À travers le monde, les comédies sont parfois, malheureusement, tassés des nominations dans les galas de cinéma que ce soit en réalisation qu’en interprétation. Elle est particulièrement fière d’être nominée au côté des quatre autres femmes, c’est même inespérée selon elle : « C’est un métier difficile, les gens du milieu ont vu que j’avais travaillé fort. »

Les projets qui « ont pogné la COVID »

Comme nous savions tous, Geneviève Schmidt était à tourner les derniers épisodes de la récente saison de District 31 dans lequel elle personnifie l’énigmatique et bouillante Nancy Riopelle. Pour l’instant, le mystère plane aussi sur le tournage de la prochaine saison de L’échappée. Si l’industrie culturelle se relance dans les prochains mois, elle devrait entamer le tournage d’un nouveau film qu’elle a hâte de nous dévoiler les détails.

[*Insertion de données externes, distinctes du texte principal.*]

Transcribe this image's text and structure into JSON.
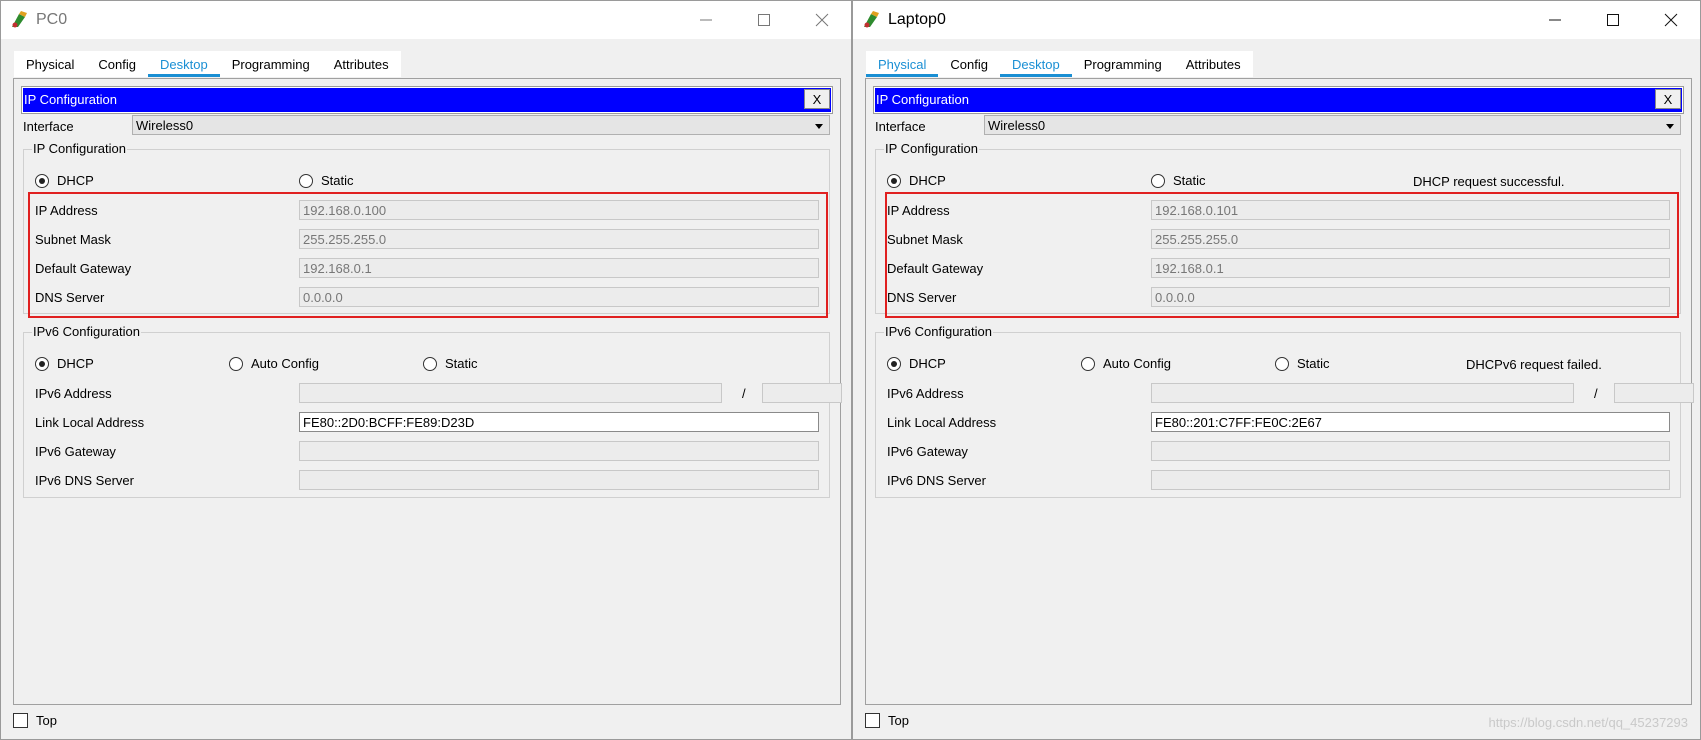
{
  "windows": [
    {
      "title": "PC0",
      "tabs": [
        "Physical",
        "Config",
        "Desktop",
        "Programming",
        "Attributes"
      ],
      "active_tab": "Desktop",
      "panel_title": "IP Configuration",
      "close_label": "X",
      "interface_label": "Interface",
      "interface_value": "Wireless0",
      "ipv4_group_title": "IP Configuration",
      "ipv4_mode_dhcp": "DHCP",
      "ipv4_mode_static": "Static",
      "ipv4_status": "",
      "ip_address_label": "IP Address",
      "ip_address": "192.168.0.100",
      "subnet_mask_label": "Subnet Mask",
      "subnet_mask": "255.255.255.0",
      "gateway_label": "Default Gateway",
      "gateway": "192.168.0.1",
      "dns_label": "DNS Server",
      "dns": "0.0.0.0",
      "ipv6_group_title": "IPv6 Configuration",
      "ipv6_mode_dhcp": "DHCP",
      "ipv6_mode_auto": "Auto Config",
      "ipv6_mode_static": "Static",
      "ipv6_status": "",
      "ipv6_address_label": "IPv6 Address",
      "ipv6_address": "",
      "ipv6_prefix_sep": "/",
      "ipv6_prefix": "",
      "link_local_label": "Link Local Address",
      "link_local": "FE80::2D0:BCFF:FE89:D23D",
      "ipv6_gateway_label": "IPv6 Gateway",
      "ipv6_gateway": "",
      "ipv6_dns_label": "IPv6 DNS Server",
      "ipv6_dns": "",
      "top_label": "Top"
    },
    {
      "title": "Laptop0",
      "tabs": [
        "Physical",
        "Config",
        "Desktop",
        "Programming",
        "Attributes"
      ],
      "active_tab": "Desktop",
      "panel_title": "IP Configuration",
      "close_label": "X",
      "interface_label": "Interface",
      "interface_value": "Wireless0",
      "ipv4_group_title": "IP Configuration",
      "ipv4_mode_dhcp": "DHCP",
      "ipv4_mode_static": "Static",
      "ipv4_status": "DHCP request successful.",
      "ip_address_label": "IP Address",
      "ip_address": "192.168.0.101",
      "subnet_mask_label": "Subnet Mask",
      "subnet_mask": "255.255.255.0",
      "gateway_label": "Default Gateway",
      "gateway": "192.168.0.1",
      "dns_label": "DNS Server",
      "dns": "0.0.0.0",
      "ipv6_group_title": "IPv6 Configuration",
      "ipv6_mode_dhcp": "DHCP",
      "ipv6_mode_auto": "Auto Config",
      "ipv6_mode_static": "Static",
      "ipv6_status": "DHCPv6 request failed.",
      "ipv6_address_label": "IPv6 Address",
      "ipv6_address": "",
      "ipv6_prefix_sep": "/",
      "ipv6_prefix": "",
      "link_local_label": "Link Local Address",
      "link_local": "FE80::201:C7FF:FE0C:2E67",
      "ipv6_gateway_label": "IPv6 Gateway",
      "ipv6_gateway": "",
      "ipv6_dns_label": "IPv6 DNS Server",
      "ipv6_dns": "",
      "top_label": "Top"
    }
  ],
  "watermark": "https://blog.csdn.net/qq_45237293",
  "colors": {
    "panel_title_bar": "#0000ff",
    "active_tab": "#1a8fd4",
    "highlight_box": "#e02020"
  },
  "icons": [
    "packet-tracer-app-icon",
    "minimize-icon",
    "maximize-icon",
    "close-icon"
  ]
}
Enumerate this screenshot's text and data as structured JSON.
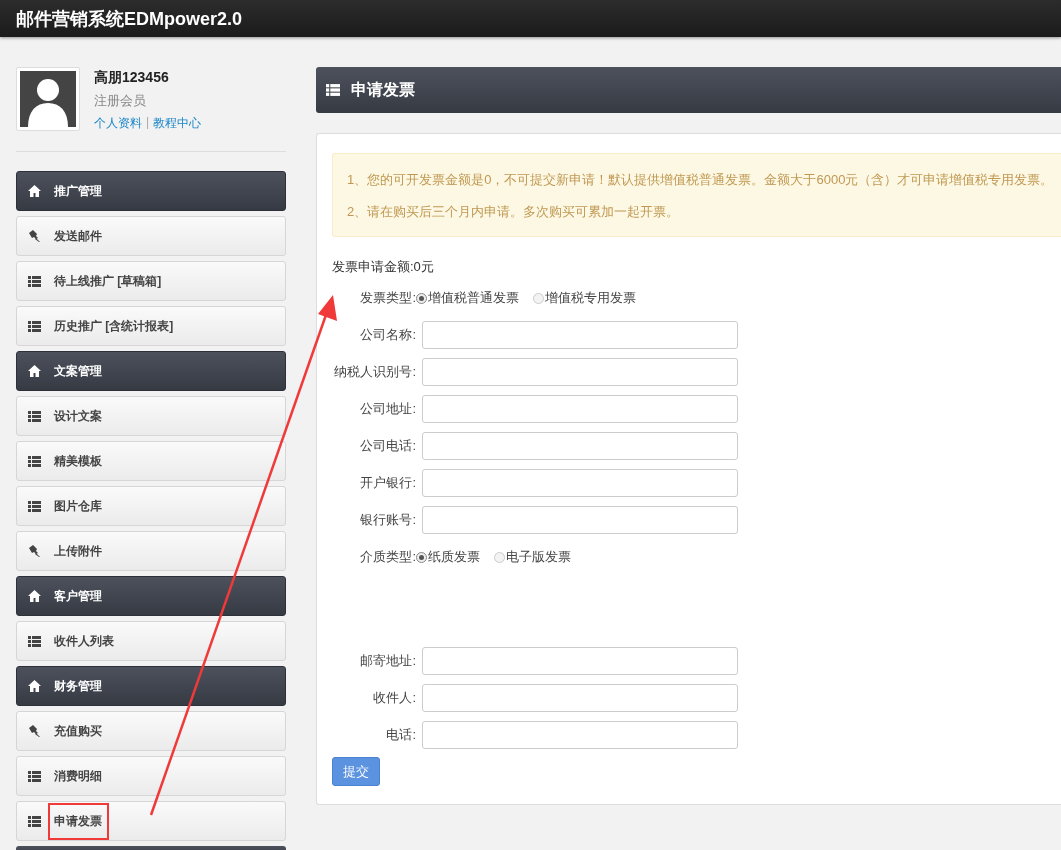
{
  "app": {
    "title": "邮件营销系统EDMpower2.0"
  },
  "profile": {
    "name": "高朋123456",
    "role": "注册会员",
    "links": [
      "个人资料",
      "教程中心"
    ],
    "separator": "|"
  },
  "menu": [
    {
      "kind": "header",
      "label": "推广管理",
      "annotated": false
    },
    {
      "kind": "pin",
      "label": "发送邮件",
      "annotated": false
    },
    {
      "kind": "list",
      "label": "待上线推广 [草稿箱]",
      "annotated": false
    },
    {
      "kind": "list",
      "label": "历史推广 [含统计报表]",
      "annotated": false
    },
    {
      "kind": "header",
      "label": "文案管理",
      "annotated": false
    },
    {
      "kind": "list",
      "label": "设计文案",
      "annotated": false
    },
    {
      "kind": "list",
      "label": "精美模板",
      "annotated": false
    },
    {
      "kind": "list",
      "label": "图片仓库",
      "annotated": false
    },
    {
      "kind": "pin",
      "label": "上传附件",
      "annotated": false
    },
    {
      "kind": "header",
      "label": "客户管理",
      "annotated": false
    },
    {
      "kind": "list",
      "label": "收件人列表",
      "annotated": false
    },
    {
      "kind": "header",
      "label": "财务管理",
      "annotated": false
    },
    {
      "kind": "pin",
      "label": "充值购买",
      "annotated": false
    },
    {
      "kind": "list",
      "label": "消费明细",
      "annotated": false
    },
    {
      "kind": "list",
      "label": "申请发票",
      "annotated": true
    }
  ],
  "main": {
    "title": "申请发票",
    "notices": [
      "1、您的可开发票金额是0，不可提交新申请！默认提供增值税普通发票。金额大于6000元（含）才可申请增值税专用发票。",
      "2、请在购买后三个月内申请。多次购买可累加一起开票。"
    ],
    "amount": "发票申请金额:0元",
    "invoice_fields": [
      {
        "kind": "radio",
        "label": "发票类型:",
        "options": [
          {
            "label": "增值税普通发票",
            "selected": true
          },
          {
            "label": "增值税专用发票",
            "selected": false
          }
        ]
      },
      {
        "kind": "input",
        "label": "公司名称:"
      },
      {
        "kind": "input",
        "label": "纳税人识别号:"
      },
      {
        "kind": "input",
        "label": "公司地址:"
      },
      {
        "kind": "input",
        "label": "公司电话:"
      },
      {
        "kind": "input",
        "label": "开户银行:"
      },
      {
        "kind": "input",
        "label": "银行账号:"
      },
      {
        "kind": "radio",
        "label": "介质类型:",
        "options": [
          {
            "label": "纸质发票",
            "selected": true
          },
          {
            "label": "电子版发票",
            "selected": false
          }
        ]
      }
    ],
    "mailing_fields": [
      {
        "kind": "input",
        "label": "邮寄地址:"
      },
      {
        "kind": "input",
        "label": "收件人:"
      },
      {
        "kind": "input",
        "label": "电话:"
      }
    ],
    "submit": "提交"
  }
}
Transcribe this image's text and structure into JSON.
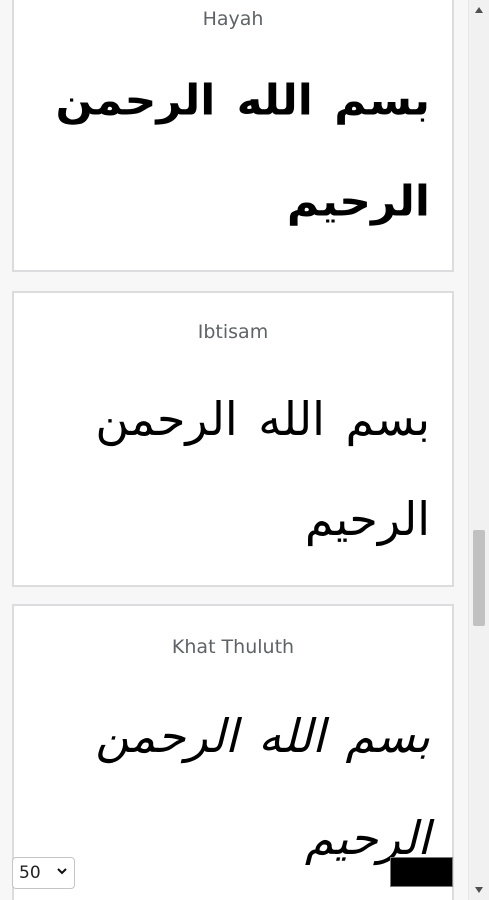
{
  "cards": [
    {
      "font_name": "Hayah",
      "sample_line1": "بسم الله الرحمن",
      "sample_line2": "الرحيم"
    },
    {
      "font_name": "Ibtisam",
      "sample_line1": "بسم الله الرحمن",
      "sample_line2": "الرحيم"
    },
    {
      "font_name": "Khat Thuluth",
      "sample_line1": "بسم الله الرحمن",
      "sample_line2": "الرحيم"
    }
  ],
  "controls": {
    "font_size_value": "50",
    "text_color": "#000000"
  },
  "icons": {
    "scroll_up": "triangle-up-icon",
    "scroll_down": "triangle-down-icon",
    "select_chevron": "chevron-down-icon"
  }
}
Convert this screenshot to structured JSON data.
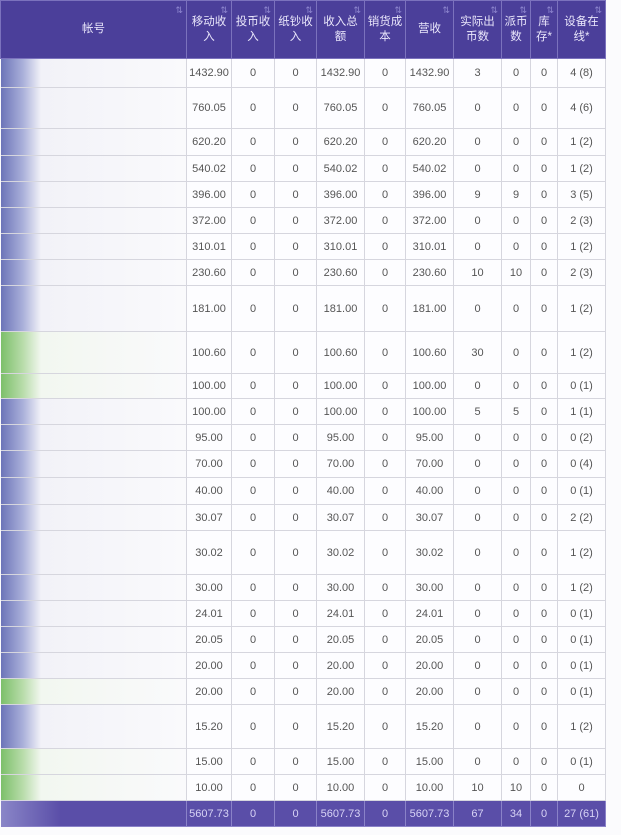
{
  "header": {
    "columns": [
      "帐号",
      "移动收入",
      "投币收入",
      "纸钞收入",
      "收入总额",
      "销货成本",
      "营收",
      "实际出币数",
      "派币数",
      "库存*",
      "设备在线*"
    ],
    "sort_icon": "sort-arrows-icon"
  },
  "rows": [
    [
      "1432.90",
      "0",
      "0",
      "1432.90",
      "0",
      "1432.90",
      "3",
      "0",
      "0",
      "4 (8)"
    ],
    [
      "760.05",
      "0",
      "0",
      "760.05",
      "0",
      "760.05",
      "0",
      "0",
      "0",
      "4 (6)"
    ],
    [
      "620.20",
      "0",
      "0",
      "620.20",
      "0",
      "620.20",
      "0",
      "0",
      "0",
      "1 (2)"
    ],
    [
      "540.02",
      "0",
      "0",
      "540.02",
      "0",
      "540.02",
      "0",
      "0",
      "0",
      "1 (2)"
    ],
    [
      "396.00",
      "0",
      "0",
      "396.00",
      "0",
      "396.00",
      "9",
      "9",
      "0",
      "3 (5)"
    ],
    [
      "372.00",
      "0",
      "0",
      "372.00",
      "0",
      "372.00",
      "0",
      "0",
      "0",
      "2 (3)"
    ],
    [
      "310.01",
      "0",
      "0",
      "310.01",
      "0",
      "310.01",
      "0",
      "0",
      "0",
      "1 (2)"
    ],
    [
      "230.60",
      "0",
      "0",
      "230.60",
      "0",
      "230.60",
      "10",
      "10",
      "0",
      "2 (3)"
    ],
    [
      "181.00",
      "0",
      "0",
      "181.00",
      "0",
      "181.00",
      "0",
      "0",
      "0",
      "1 (2)"
    ],
    [
      "100.60",
      "0",
      "0",
      "100.60",
      "0",
      "100.60",
      "30",
      "0",
      "0",
      "1 (2)"
    ],
    [
      "100.00",
      "0",
      "0",
      "100.00",
      "0",
      "100.00",
      "0",
      "0",
      "0",
      "0 (1)"
    ],
    [
      "100.00",
      "0",
      "0",
      "100.00",
      "0",
      "100.00",
      "5",
      "5",
      "0",
      "1 (1)"
    ],
    [
      "95.00",
      "0",
      "0",
      "95.00",
      "0",
      "95.00",
      "0",
      "0",
      "0",
      "0 (2)"
    ],
    [
      "70.00",
      "0",
      "0",
      "70.00",
      "0",
      "70.00",
      "0",
      "0",
      "0",
      "0 (4)"
    ],
    [
      "40.00",
      "0",
      "0",
      "40.00",
      "0",
      "40.00",
      "0",
      "0",
      "0",
      "0 (1)"
    ],
    [
      "30.07",
      "0",
      "0",
      "30.07",
      "0",
      "30.07",
      "0",
      "0",
      "0",
      "2 (2)"
    ],
    [
      "30.02",
      "0",
      "0",
      "30.02",
      "0",
      "30.02",
      "0",
      "0",
      "0",
      "1 (2)"
    ],
    [
      "30.00",
      "0",
      "0",
      "30.00",
      "0",
      "30.00",
      "0",
      "0",
      "0",
      "1 (2)"
    ],
    [
      "24.01",
      "0",
      "0",
      "24.01",
      "0",
      "24.01",
      "0",
      "0",
      "0",
      "0 (1)"
    ],
    [
      "20.05",
      "0",
      "0",
      "20.05",
      "0",
      "20.05",
      "0",
      "0",
      "0",
      "0 (1)"
    ],
    [
      "20.00",
      "0",
      "0",
      "20.00",
      "0",
      "20.00",
      "0",
      "0",
      "0",
      "0 (1)"
    ],
    [
      "20.00",
      "0",
      "0",
      "20.00",
      "0",
      "20.00",
      "0",
      "0",
      "0",
      "0 (1)"
    ],
    [
      "15.20",
      "0",
      "0",
      "15.20",
      "0",
      "15.20",
      "0",
      "0",
      "0",
      "1 (2)"
    ],
    [
      "15.00",
      "0",
      "0",
      "15.00",
      "0",
      "15.00",
      "0",
      "0",
      "0",
      "0 (1)"
    ],
    [
      "10.00",
      "0",
      "0",
      "10.00",
      "0",
      "10.00",
      "10",
      "10",
      "0",
      "0"
    ]
  ],
  "total": [
    "5607.73",
    "0",
    "0",
    "5607.73",
    "0",
    "5607.73",
    "67",
    "34",
    "0",
    "27 (61)"
  ],
  "colors": {
    "header": "#4b3f9a",
    "total": "#5a4ea8"
  }
}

« Je sais qu’il y aura des tournages dans les prochains mois. Je sais que je vais faire des émissions d’été avec 4-5 personnes sur un plateau, mais en fiction je ne sais pas. Est-ce qu’il va avoir une deuxième vague ? C’est un peu nébuleux tout ça. C’est le temps qui va nous le dire. J’ai parlé à beaucoup d’acteurs et mon Dieu qu’on a hâte de rejouer. »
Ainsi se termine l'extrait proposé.